Living in a world of constant change, a better understanding of the mechanics of how creativity works has never been so important. A recent survey of top global CEO’s reported that the leadership quality they valued most is the ability to solve problems creatively. Even as technology surpasses the human ability to process large amounts of information, solve complex problems and decipher and predict our likes and dislikes, there’s unique human element to creativity that machines find difficult to replicate. You can feed hundreds of old funk samples into as many clever algorithms as you like but you still won’t get hip hop or robots that can rap!

Whole brain thinking

Creativity is all about the ability to see the world in new ways, make connections, find connections between unrelated ideas, generate solutions and bring something new and valuable into the world. Looking at creativity through a problem-solving lens is the key to understanding how it works as a process. Problem solving suffers from the perception of it being a linear, left brain analytical activity. However, to come up with new ideas of any kind there is an interplay between logic and intuition, a process of absorbing knowledge, questioning assumptions, experimenting, synthesising information and looking at things from new perspectives. A sometimes frustrating and intense iterative cycle that takes hard work and practice to generate results. The antithesis of the creativity myth.

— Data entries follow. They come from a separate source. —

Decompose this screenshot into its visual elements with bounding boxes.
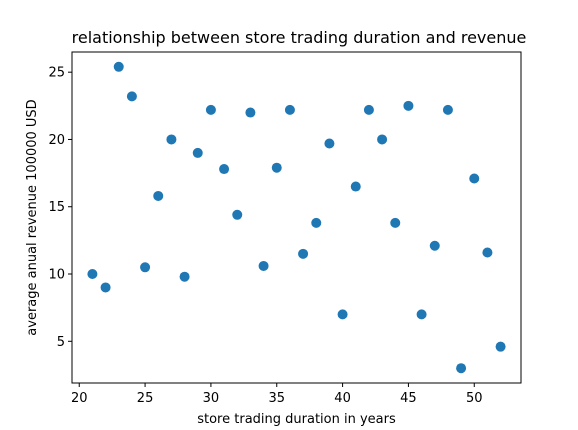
data-point (311, 217, 322, 228)
y-tick-label: 15 (48, 200, 65, 215)
data-point (429, 240, 440, 251)
data-point (153, 190, 164, 201)
x-axis: 20 25 30 35 40 45 50 (71, 383, 483, 406)
y-axis-label: average anual revenue 100000 USD (25, 99, 40, 335)
y-tick-label: 5 (57, 335, 65, 350)
data-point (232, 209, 243, 220)
data-point (245, 107, 256, 118)
y-tick-label: 25 (48, 66, 65, 81)
data-point (100, 282, 111, 293)
data-point (482, 247, 493, 258)
data-point (140, 262, 151, 273)
data-point (403, 100, 414, 111)
data-point (350, 181, 361, 192)
data-point (284, 104, 295, 115)
data-point (495, 341, 506, 352)
data-point (442, 104, 453, 115)
x-tick-label: 20 (71, 391, 88, 406)
y-axis: 5 10 15 20 25 (48, 66, 72, 350)
data-point (324, 138, 335, 149)
data-point (377, 134, 388, 145)
x-tick-label: 35 (268, 391, 285, 406)
data-point (363, 104, 374, 115)
data-point (416, 309, 427, 320)
plot-frame (71, 51, 522, 384)
data-point (469, 173, 480, 184)
data-point (337, 309, 348, 320)
data-point (87, 269, 98, 280)
y-tick-label: 20 (48, 133, 65, 148)
points-layer (87, 61, 506, 374)
data-point (219, 164, 230, 175)
data-point (456, 363, 467, 374)
y-tick-label: 10 (48, 268, 65, 283)
data-point (126, 91, 137, 102)
chart-title: relationship between store trading durat… (72, 28, 527, 47)
data-point (179, 271, 190, 282)
data-point (205, 104, 216, 115)
x-tick-label: 40 (334, 391, 351, 406)
data-point (258, 260, 269, 271)
data-point (166, 134, 177, 145)
data-point (192, 147, 203, 158)
x-tick-label: 25 (137, 391, 154, 406)
data-point (271, 162, 282, 173)
data-point (390, 217, 401, 228)
x-tick-label: 45 (400, 391, 417, 406)
x-axis-label: store trading duration in years (197, 412, 396, 427)
x-tick-label: 30 (203, 391, 220, 406)
data-point (298, 248, 309, 259)
data-point (113, 61, 124, 72)
x-tick-label: 50 (466, 391, 483, 406)
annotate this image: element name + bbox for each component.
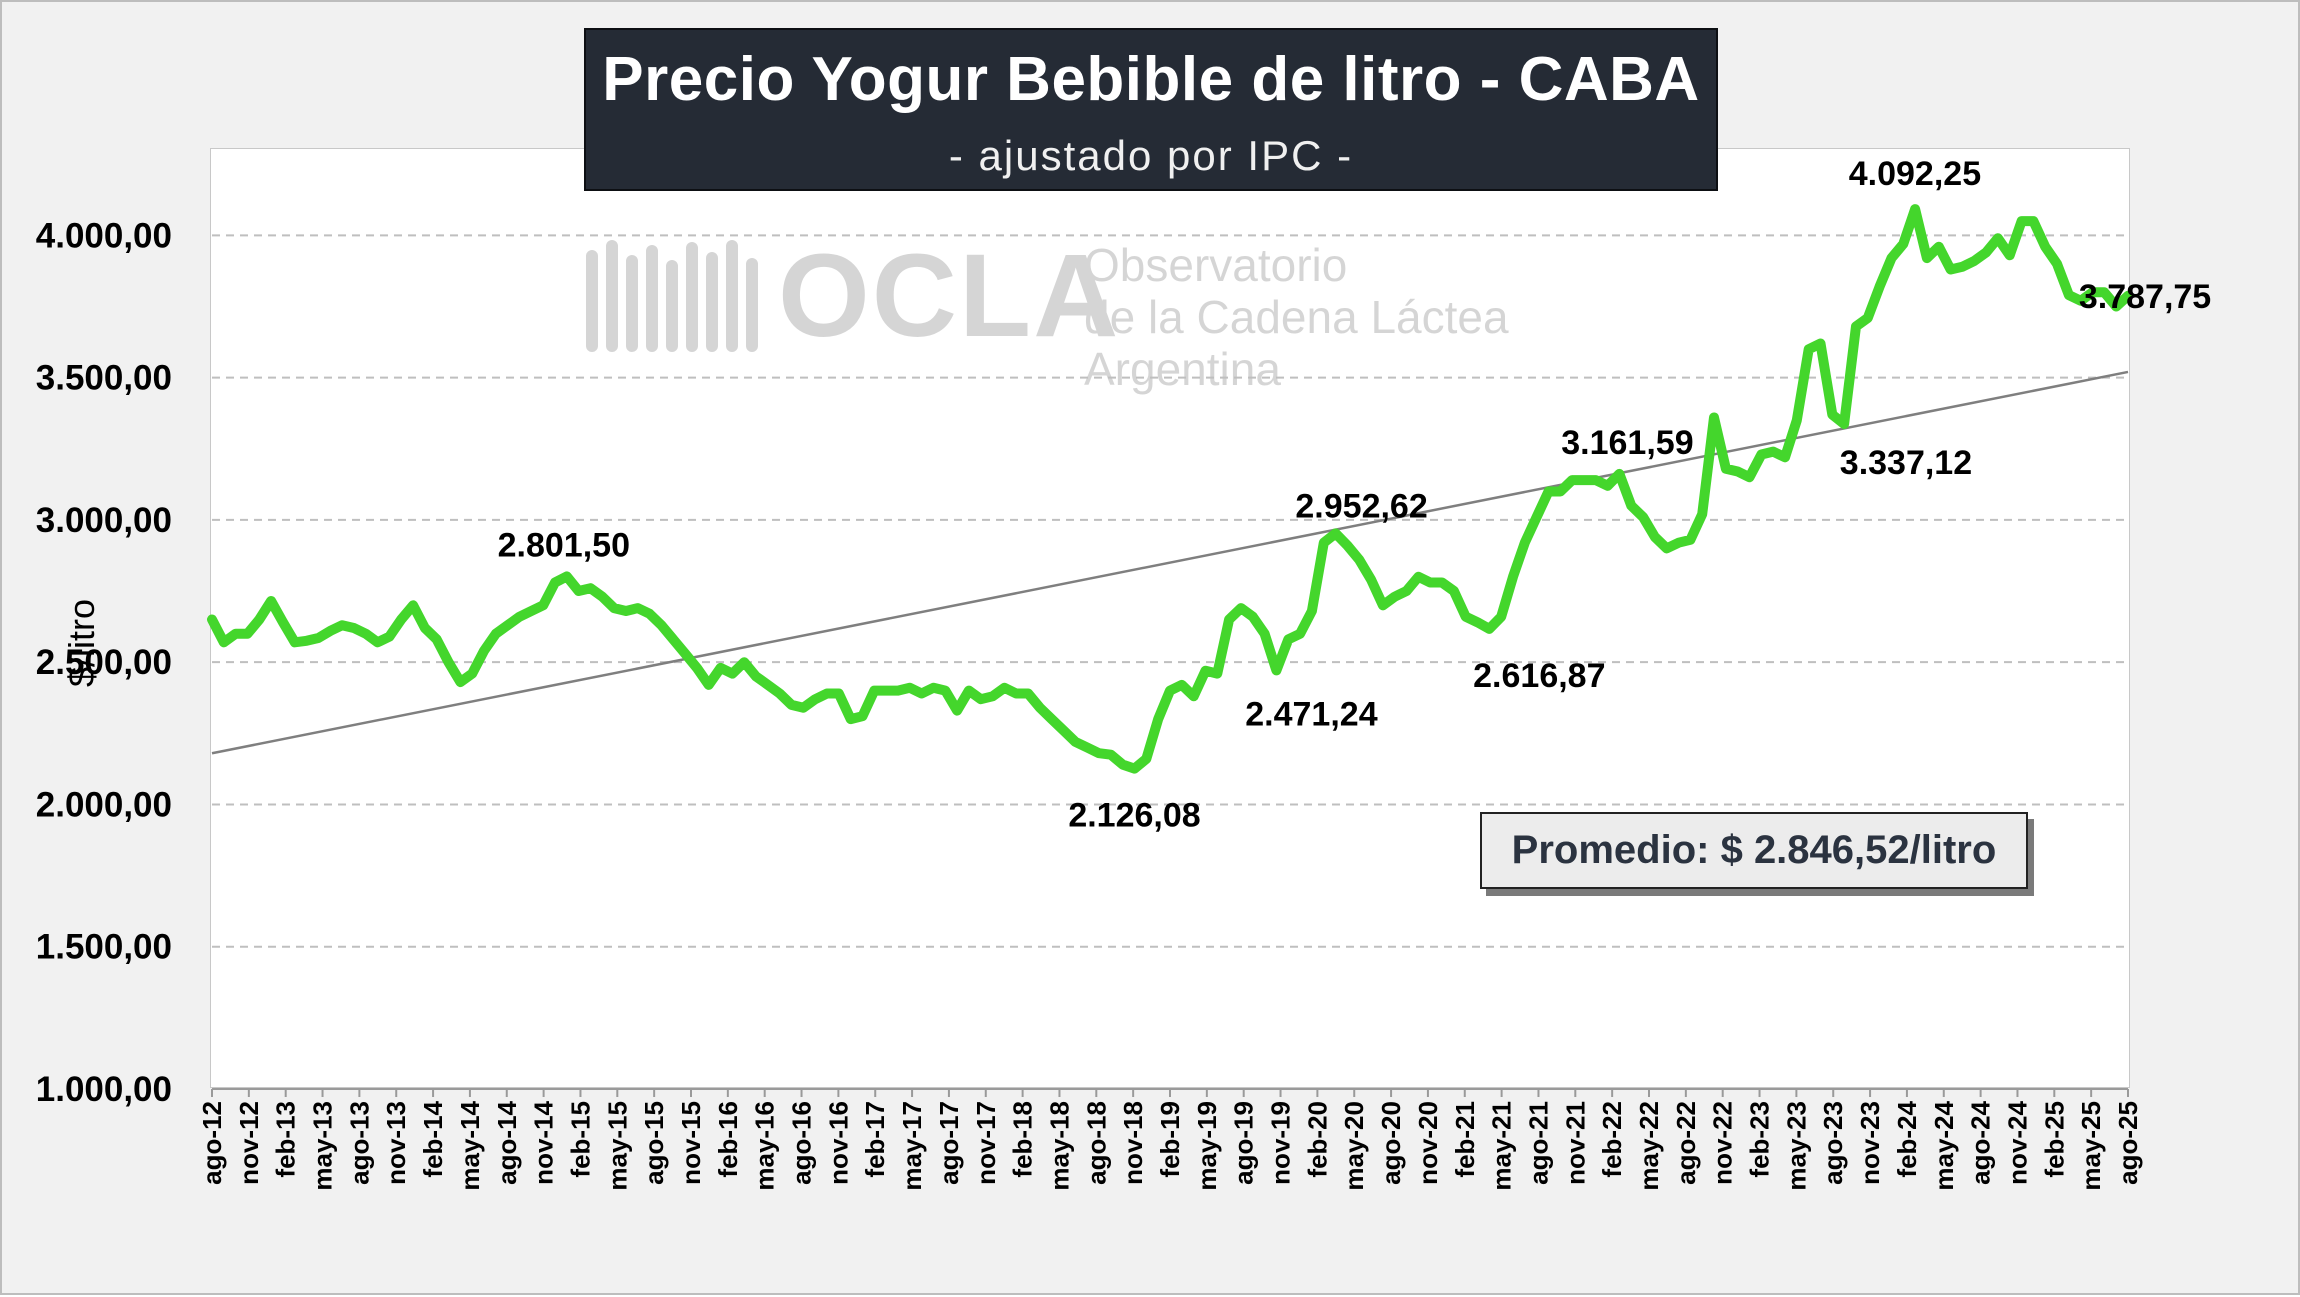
x-tick-label: feb-18: [1008, 1101, 1038, 1178]
data-label: 3.161,59: [1561, 424, 1693, 462]
x-tick-label: ago-25: [2113, 1101, 2143, 1185]
x-tick-label: feb-16: [713, 1101, 743, 1178]
x-tick-label: may-20: [1339, 1101, 1369, 1191]
x-tick-label: ago-18: [1081, 1101, 1111, 1185]
trend-line: [211, 370, 2129, 755]
x-tick-label: may-15: [602, 1101, 632, 1191]
y-tick-label: 3.000,00: [36, 501, 172, 540]
x-tick-label: feb-21: [1450, 1101, 1480, 1178]
x-tick-label: nov-21: [1560, 1101, 1590, 1185]
x-tick-label: nov-14: [529, 1100, 559, 1184]
data-label: 4.092,25: [1849, 155, 1981, 193]
data-label: 2.801,50: [498, 526, 630, 564]
x-tick-label: feb-20: [1302, 1101, 1332, 1178]
x-tick-label: may-23: [1781, 1101, 1811, 1191]
x-tick-label: ago-13: [344, 1101, 374, 1185]
y-tick-label: 4.000,00: [36, 216, 172, 255]
data-label: 2.126,08: [1068, 797, 1200, 835]
x-tick-label: may-16: [750, 1101, 780, 1191]
x-tick-label: may-17: [897, 1101, 927, 1191]
data-label: 2.471,24: [1245, 695, 1377, 733]
x-tick-label: nov-23: [1855, 1101, 1885, 1185]
x-tick-label: nov-16: [823, 1101, 853, 1185]
x-tick-label: may-14: [455, 1100, 485, 1190]
chart-title: Precio Yogur Bebible de litro - CABA: [602, 45, 1700, 114]
y-axis-label: $/litro: [61, 598, 103, 688]
watermark-logo-text: OCLA: [778, 230, 1121, 362]
x-tick-label: nov-22: [1708, 1101, 1738, 1185]
data-label: 2.952,62: [1295, 487, 1427, 525]
x-tick-label: nov-19: [1266, 1101, 1296, 1185]
series-line: [207, 204, 2133, 774]
ocla-logo-icon: [586, 240, 758, 352]
chart-subtitle: - ajustado por IPC -: [948, 132, 1354, 179]
x-tick-label: nov-13: [381, 1101, 411, 1185]
x-tick-label: may-25: [2076, 1101, 2106, 1191]
x-tick-label: ago-24: [1966, 1100, 1996, 1184]
x-tick-label: nov-12: [234, 1101, 264, 1185]
x-tick-label: ago-23: [1818, 1101, 1848, 1185]
x-tick-label: may-13: [308, 1101, 338, 1191]
x-tick-label: nov-15: [676, 1101, 706, 1185]
x-tick-label: nov-17: [971, 1101, 1001, 1185]
x-tick-label: feb-22: [1597, 1101, 1627, 1178]
y-tick-label: 2.000,00: [36, 785, 172, 824]
x-tick-label: may-19: [1192, 1101, 1222, 1191]
title-box: Precio Yogur Bebible de litro - CABA - a…: [584, 28, 1718, 191]
x-tick-label: nov-20: [1413, 1101, 1443, 1185]
x-tick-label: ago-20: [1376, 1101, 1406, 1185]
x-tick-label: feb-23: [1745, 1101, 1775, 1178]
x-tick-label: ago-14: [492, 1100, 522, 1184]
watermark-line-2: de la Cadena Láctea: [1084, 291, 1509, 343]
x-tick-label: ago-21: [1523, 1101, 1553, 1185]
x-tick-label: nov-24: [2002, 1100, 2032, 1184]
x-tick-label: ago-17: [934, 1101, 964, 1185]
y-tick-label: 3.500,00: [36, 359, 172, 398]
x-tick-label: feb-13: [271, 1101, 301, 1178]
x-tick-label: ago-12: [197, 1101, 227, 1185]
y-tick-label: 1.000,00: [36, 1070, 172, 1109]
x-tick-label: may-22: [1634, 1101, 1664, 1191]
x-tick-label: feb-24: [1892, 1100, 1922, 1177]
watermark-line-1: Observatorio: [1084, 239, 1348, 291]
data-label: 3.337,12: [1840, 444, 1972, 482]
x-tick-label: feb-25: [2039, 1101, 2069, 1178]
data-label: 2.616,87: [1473, 657, 1605, 695]
x-tick-label: may-21: [1487, 1101, 1517, 1191]
x-tick-label: ago-16: [787, 1101, 817, 1185]
plot-area: [210, 148, 2130, 1088]
x-tick-label: ago-19: [1229, 1101, 1259, 1185]
average-box: Promedio: $ 2.846,52/litro: [1480, 812, 2028, 889]
x-tick-label: ago-15: [639, 1101, 669, 1185]
watermark-line-3: Argentina: [1084, 343, 1281, 395]
y-tick-label: 1.500,00: [36, 928, 172, 967]
x-tick-label: ago-22: [1671, 1101, 1701, 1185]
y-tick-label: 2.500,00: [36, 643, 172, 682]
x-tick-label: feb-19: [1155, 1101, 1185, 1178]
x-tick-label: nov-18: [1118, 1101, 1148, 1185]
x-tick-label: may-24: [1929, 1100, 1959, 1190]
x-tick-label: feb-14: [418, 1100, 448, 1177]
x-tick-label: feb-15: [565, 1101, 595, 1178]
x-tick-label: feb-17: [860, 1101, 890, 1178]
ocla-watermark: OCLA Observatorio de la Cadena Láctea Ar…: [582, 228, 1512, 403]
x-tick-label: may-18: [1044, 1101, 1074, 1191]
data-label: 3.787,75: [2079, 278, 2211, 316]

Great creative solutions are not generated in a vacuum; this is why the idea of a blank canvas can be intimidating for many as it’s a fairly impoverished place to start. Jimi Hendrix didn’t just spring out of nowhere wearing a feather boa rocking dynamite riffs. He spent years practicing hard on the road with rhythm and blues and soul bands working within and pushing against the boundaries of their musical structures, learning, always looking for small changes he could make, absorbing new influences into his repertoire, turning his amplifier up too loud and finding out it sounded pretty cool. He slowly discovered he could build a new sound that had never been heard before by making connections between all these influences. Every innovator stands on the shoulders of giants. Perhaps the 60s acid played its part too!

Look to the stars

A visualisation method I use when thinking about the process of creating an idea is the metaphor of star gazing, searching out new shapes and constellations that might suggest stories in an huge expanse of tiny lights. Just as our ancestors did before computers! It's a process of looking to make sense and put some order and meaning on a seemingly infinite range of possibilities by making connections. Joining the dots. Each dot is a valuable input, ensuring I'm never starting from a blank canvas. The dots take many shapes and sizes and play a part in influencing the outcome- part of a brief, a memory, a scene from a film, a feeling, a story, a sound.... The best ideas happen when those influences aren't all other creative executions (I'm looking at you Pinterest board!) The point is that the more inputs I put in, the more diverse I make them, the more I observe them, rearrange them and look at them from a new angle, the more connections I make - the more chance I have of a good idea coming out the other end. It’s my way of transforming the elephant into a unicorn!